Qin Li-Tang, Liu Shu-Shen, Liu Hai-Ling, Tong Juan
Key Laboratory of Yangtze River Water Environment, Ministry of Education, College of Environmental Science and Engineering, Tongji University, Shanghai 200092, China.
J Chromatogr A. 2009 Jul 3;1216(27):5302-12. doi: 10.1016/j.chroma.2009.05.016. Epub 2009 May 15.
Quantitative structure-retention relationships (QSRR) models were built for a data set consisting of 96 essential oils and used to predict their gas chromatographic (GC) retention times (t(R)). Multiple linear regression (MLR), principal component regression (PCR), and partial least squares (PLS) have been applied to build different QSRR models by using 13 nonzero E-state indexes and 56 descriptors calculated from TSAR software. The three chemometric methods (MLR, PCR, and PLS) for evaluation of GC t(R) values of essential oils have been compared. The best model based on the whole data set derived from MLR model (model M2) appears to be the best predictive power (r(2)=0.9689 and q(2)=0.9631) for this data set. The whole data set was splitted into a training set consisting of 72 compounds and a test set consisting of 24 compounds. The model based on the training set derived from MLR offered the highest r(2) of 0.9756 and q(2) of 0.9693. The best model base on the training set obtained from PLS not only showed a good internal predictive power (r(2)=0.9703 and q(2)=0.9633) but also offered the highest external predictive power (R(2)=0.9588 and q(2)(ext)=0.9572). The results showed that two E-state indexes (sssCH and sOH) and five molecular connective indices ((1)chi(B), (2)chi(p), (3)chi(C), (4)chi(C), and (6)chi(p)) closely relate to the GC t(R) values of essential oils. The applicability domain of the QSRR models were defined by control leverage values (h*) and the models can be used to predict the unknown compounds falling in this domain.
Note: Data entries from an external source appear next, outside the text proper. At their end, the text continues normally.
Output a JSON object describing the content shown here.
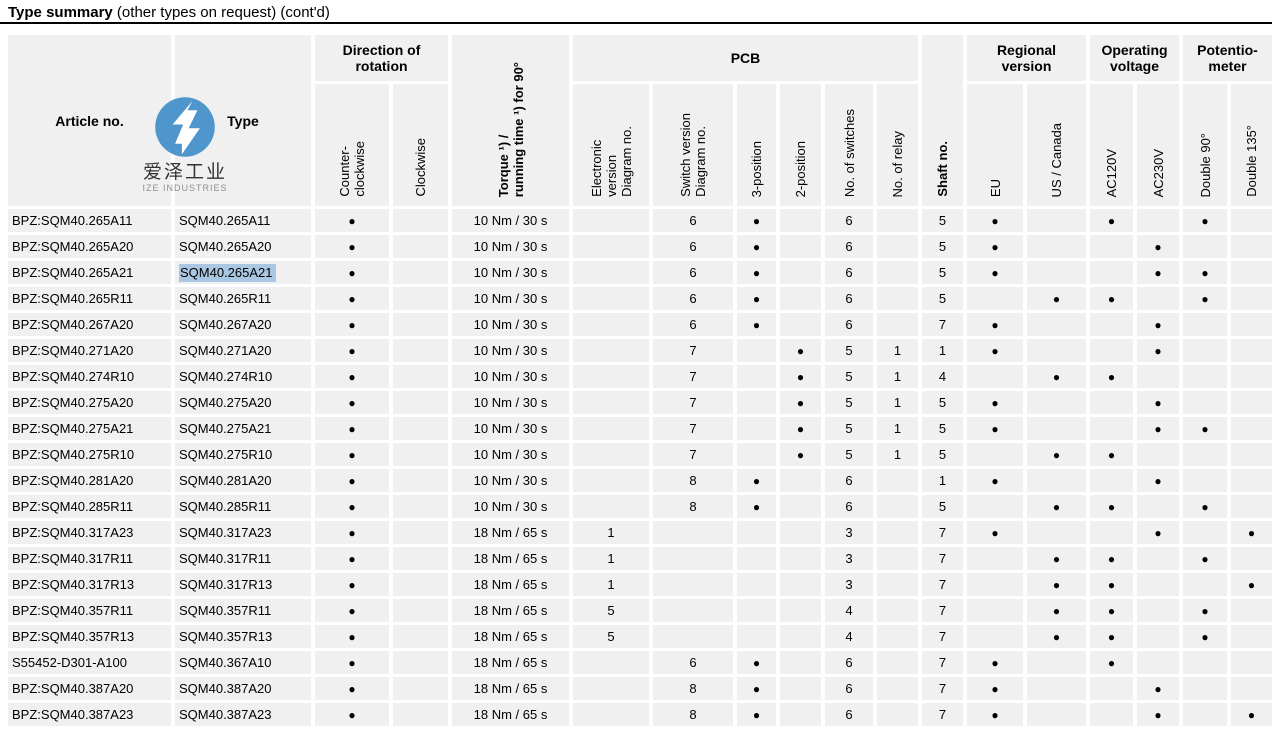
{
  "title": {
    "bold": "Type summary",
    "normal": " (other types on request) (cont'd)"
  },
  "logo": {
    "cjk": "爱泽工业",
    "sub": "IZE INDUSTRIES",
    "circle_color": "#4e96cc"
  },
  "colors": {
    "cell_bg": "#f0f0f0",
    "selection": "#a9c6e3",
    "logo_blue": "#4e96cc"
  },
  "header": {
    "article": "Article no.",
    "type": "Type",
    "groups": {
      "direction": "Direction of\nrotation",
      "pcb": "PCB",
      "regional": "Regional\nversion",
      "voltage": "Operating\nvoltage",
      "potentiometer": "Potentio-\nmeter"
    },
    "torque": "Torque ¹) /\nrunning time ¹) for 90°",
    "shaft": "Shaft no.",
    "ccw": "Counter-\nclockwise",
    "cw": "Clockwise",
    "elec": "Electronic\nversion\nDiagram no.",
    "sw": "Switch version\nDiagram no.",
    "p3": "3-position",
    "p2": "2-position",
    "nsw": "No. of switches",
    "relay": "No. of relay",
    "eu": "EU",
    "us": "US / Canada",
    "v120": "AC120V",
    "v230": "AC230V",
    "d90": "Double 90°",
    "d135": "Double 135°"
  },
  "rows": [
    {
      "article": "BPZ:SQM40.265A11",
      "type": "SQM40.265A11",
      "hl": false,
      "ccw": "●",
      "cw": "",
      "torque": "10 Nm / 30 s",
      "elec": "",
      "sw": "6",
      "p3": "●",
      "p2": "",
      "nsw": "6",
      "relay": "",
      "shaft": "5",
      "eu": "●",
      "us": "",
      "v120": "●",
      "v230": "",
      "d90": "●",
      "d135": ""
    },
    {
      "article": "BPZ:SQM40.265A20",
      "type": "SQM40.265A20",
      "hl": false,
      "ccw": "●",
      "cw": "",
      "torque": "10 Nm / 30 s",
      "elec": "",
      "sw": "6",
      "p3": "●",
      "p2": "",
      "nsw": "6",
      "relay": "",
      "shaft": "5",
      "eu": "●",
      "us": "",
      "v120": "",
      "v230": "●",
      "d90": "",
      "d135": ""
    },
    {
      "article": "BPZ:SQM40.265A21",
      "type": "SQM40.265A21",
      "hl": true,
      "ccw": "●",
      "cw": "",
      "torque": "10 Nm / 30 s",
      "elec": "",
      "sw": "6",
      "p3": "●",
      "p2": "",
      "nsw": "6",
      "relay": "",
      "shaft": "5",
      "eu": "●",
      "us": "",
      "v120": "",
      "v230": "●",
      "d90": "●",
      "d135": ""
    },
    {
      "article": "BPZ:SQM40.265R11",
      "type": "SQM40.265R11",
      "hl": false,
      "ccw": "●",
      "cw": "",
      "torque": "10 Nm / 30 s",
      "elec": "",
      "sw": "6",
      "p3": "●",
      "p2": "",
      "nsw": "6",
      "relay": "",
      "shaft": "5",
      "eu": "",
      "us": "●",
      "v120": "●",
      "v230": "",
      "d90": "●",
      "d135": ""
    },
    {
      "article": "BPZ:SQM40.267A20",
      "type": "SQM40.267A20",
      "hl": false,
      "ccw": "●",
      "cw": "",
      "torque": "10 Nm / 30 s",
      "elec": "",
      "sw": "6",
      "p3": "●",
      "p2": "",
      "nsw": "6",
      "relay": "",
      "shaft": "7",
      "eu": "●",
      "us": "",
      "v120": "",
      "v230": "●",
      "d90": "",
      "d135": ""
    },
    {
      "article": "BPZ:SQM40.271A20",
      "type": "SQM40.271A20",
      "hl": false,
      "ccw": "●",
      "cw": "",
      "torque": "10 Nm / 30 s",
      "elec": "",
      "sw": "7",
      "p3": "",
      "p2": "●",
      "nsw": "5",
      "relay": "1",
      "shaft": "1",
      "eu": "●",
      "us": "",
      "v120": "",
      "v230": "●",
      "d90": "",
      "d135": ""
    },
    {
      "article": "BPZ:SQM40.274R10",
      "type": "SQM40.274R10",
      "hl": false,
      "ccw": "●",
      "cw": "",
      "torque": "10 Nm / 30 s",
      "elec": "",
      "sw": "7",
      "p3": "",
      "p2": "●",
      "nsw": "5",
      "relay": "1",
      "shaft": "4",
      "eu": "",
      "us": "●",
      "v120": "●",
      "v230": "",
      "d90": "",
      "d135": ""
    },
    {
      "article": "BPZ:SQM40.275A20",
      "type": "SQM40.275A20",
      "hl": false,
      "ccw": "●",
      "cw": "",
      "torque": "10 Nm / 30 s",
      "elec": "",
      "sw": "7",
      "p3": "",
      "p2": "●",
      "nsw": "5",
      "relay": "1",
      "shaft": "5",
      "eu": "●",
      "us": "",
      "v120": "",
      "v230": "●",
      "d90": "",
      "d135": ""
    },
    {
      "article": "BPZ:SQM40.275A21",
      "type": "SQM40.275A21",
      "hl": false,
      "ccw": "●",
      "cw": "",
      "torque": "10 Nm / 30 s",
      "elec": "",
      "sw": "7",
      "p3": "",
      "p2": "●",
      "nsw": "5",
      "relay": "1",
      "shaft": "5",
      "eu": "●",
      "us": "",
      "v120": "",
      "v230": "●",
      "d90": "●",
      "d135": ""
    },
    {
      "article": "BPZ:SQM40.275R10",
      "type": "SQM40.275R10",
      "hl": false,
      "ccw": "●",
      "cw": "",
      "torque": "10 Nm / 30 s",
      "elec": "",
      "sw": "7",
      "p3": "",
      "p2": "●",
      "nsw": "5",
      "relay": "1",
      "shaft": "5",
      "eu": "",
      "us": "●",
      "v120": "●",
      "v230": "",
      "d90": "",
      "d135": ""
    },
    {
      "article": "BPZ:SQM40.281A20",
      "type": "SQM40.281A20",
      "hl": false,
      "ccw": "●",
      "cw": "",
      "torque": "10 Nm / 30 s",
      "elec": "",
      "sw": "8",
      "p3": "●",
      "p2": "",
      "nsw": "6",
      "relay": "",
      "shaft": "1",
      "eu": "●",
      "us": "",
      "v120": "",
      "v230": "●",
      "d90": "",
      "d135": ""
    },
    {
      "article": "BPZ:SQM40.285R11",
      "type": "SQM40.285R11",
      "hl": false,
      "ccw": "●",
      "cw": "",
      "torque": "10 Nm / 30 s",
      "elec": "",
      "sw": "8",
      "p3": "●",
      "p2": "",
      "nsw": "6",
      "relay": "",
      "shaft": "5",
      "eu": "",
      "us": "●",
      "v120": "●",
      "v230": "",
      "d90": "●",
      "d135": ""
    },
    {
      "article": "BPZ:SQM40.317A23",
      "type": "SQM40.317A23",
      "hl": false,
      "ccw": "●",
      "cw": "",
      "torque": "18 Nm / 65 s",
      "elec": "1",
      "sw": "",
      "p3": "",
      "p2": "",
      "nsw": "3",
      "relay": "",
      "shaft": "7",
      "eu": "●",
      "us": "",
      "v120": "",
      "v230": "●",
      "d90": "",
      "d135": "●"
    },
    {
      "article": "BPZ:SQM40.317R11",
      "type": "SQM40.317R11",
      "hl": false,
      "ccw": "●",
      "cw": "",
      "torque": "18 Nm / 65 s",
      "elec": "1",
      "sw": "",
      "p3": "",
      "p2": "",
      "nsw": "3",
      "relay": "",
      "shaft": "7",
      "eu": "",
      "us": "●",
      "v120": "●",
      "v230": "",
      "d90": "●",
      "d135": ""
    },
    {
      "article": "BPZ:SQM40.317R13",
      "type": "SQM40.317R13",
      "hl": false,
      "ccw": "●",
      "cw": "",
      "torque": "18 Nm / 65 s",
      "elec": "1",
      "sw": "",
      "p3": "",
      "p2": "",
      "nsw": "3",
      "relay": "",
      "shaft": "7",
      "eu": "",
      "us": "●",
      "v120": "●",
      "v230": "",
      "d90": "",
      "d135": "●"
    },
    {
      "article": "BPZ:SQM40.357R11",
      "type": "SQM40.357R11",
      "hl": false,
      "ccw": "●",
      "cw": "",
      "torque": "18 Nm / 65 s",
      "elec": "5",
      "sw": "",
      "p3": "",
      "p2": "",
      "nsw": "4",
      "relay": "",
      "shaft": "7",
      "eu": "",
      "us": "●",
      "v120": "●",
      "v230": "",
      "d90": "●",
      "d135": ""
    },
    {
      "article": "BPZ:SQM40.357R13",
      "type": "SQM40.357R13",
      "hl": false,
      "ccw": "●",
      "cw": "",
      "torque": "18 Nm / 65 s",
      "elec": "5",
      "sw": "",
      "p3": "",
      "p2": "",
      "nsw": "4",
      "relay": "",
      "shaft": "7",
      "eu": "",
      "us": "●",
      "v120": "●",
      "v230": "",
      "d90": "●",
      "d135": ""
    },
    {
      "article": "S55452-D301-A100",
      "type": "SQM40.367A10",
      "hl": false,
      "ccw": "●",
      "cw": "",
      "torque": "18 Nm / 65 s",
      "elec": "",
      "sw": "6",
      "p3": "●",
      "p2": "",
      "nsw": "6",
      "relay": "",
      "shaft": "7",
      "eu": "●",
      "us": "",
      "v120": "●",
      "v230": "",
      "d90": "",
      "d135": ""
    },
    {
      "article": "BPZ:SQM40.387A20",
      "type": "SQM40.387A20",
      "hl": false,
      "ccw": "●",
      "cw": "",
      "torque": "18 Nm / 65 s",
      "elec": "",
      "sw": "8",
      "p3": "●",
      "p2": "",
      "nsw": "6",
      "relay": "",
      "shaft": "7",
      "eu": "●",
      "us": "",
      "v120": "",
      "v230": "●",
      "d90": "",
      "d135": ""
    },
    {
      "article": "BPZ:SQM40.387A23",
      "type": "SQM40.387A23",
      "hl": false,
      "ccw": "●",
      "cw": "",
      "torque": "18 Nm / 65 s",
      "elec": "",
      "sw": "8",
      "p3": "●",
      "p2": "",
      "nsw": "6",
      "relay": "",
      "shaft": "7",
      "eu": "●",
      "us": "",
      "v120": "",
      "v230": "●",
      "d90": "",
      "d135": "●"
    }
  ]
}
针对一个由96种精油组成的数据集构建了定量结构-保留关系(QSRR)模型,并用于预测它们的气相色谱(GC)保留时间(t(R))。通过使用13个非零E态指数和从TSAR软件计算得到的56个描述符,应用多元线性回归(MLR)、主成分回归(PCR)和偏最小二乘法(PLS)构建了不同的QSRR模型。比较了这三种化学计量学方法(MLR、PCR和PLS)对精油GC t(R)值的评估效果。基于MLR模型从整个数据集中导出的最佳模型(模型M2)对于该数据集似乎具有最佳预测能力(r(2)=0.9689,q(2)=0.9631)。将整个数据集分为一个由72种化合物组成的训练集和一个由24种化合物组成的测试集。基于从MLR导出的训练集的模型具有最高的r(2)值0.9756和q(2)值0.9693。从PLS获得的基于训练集的最佳模型不仅显示出良好的内部预测能力(r(2)=0.9703,q(2)=0.9633),而且具有最高的外部预测能力(R(2)=0.9588,q(2)(ext)=0.9572)。结果表明,两个E态指数(sssCH和sOH)和五个分子连接性指数((1)chi(B)、(2)chi(p)、(3)chi(C)、(4)chi(C)和(6)chi(p))与精油的GC t(R)值密切相关。通过控制杠杆值(h*)定义了QSRR模型的适用域,这些模型可用于预测落在该域内的未知化合物。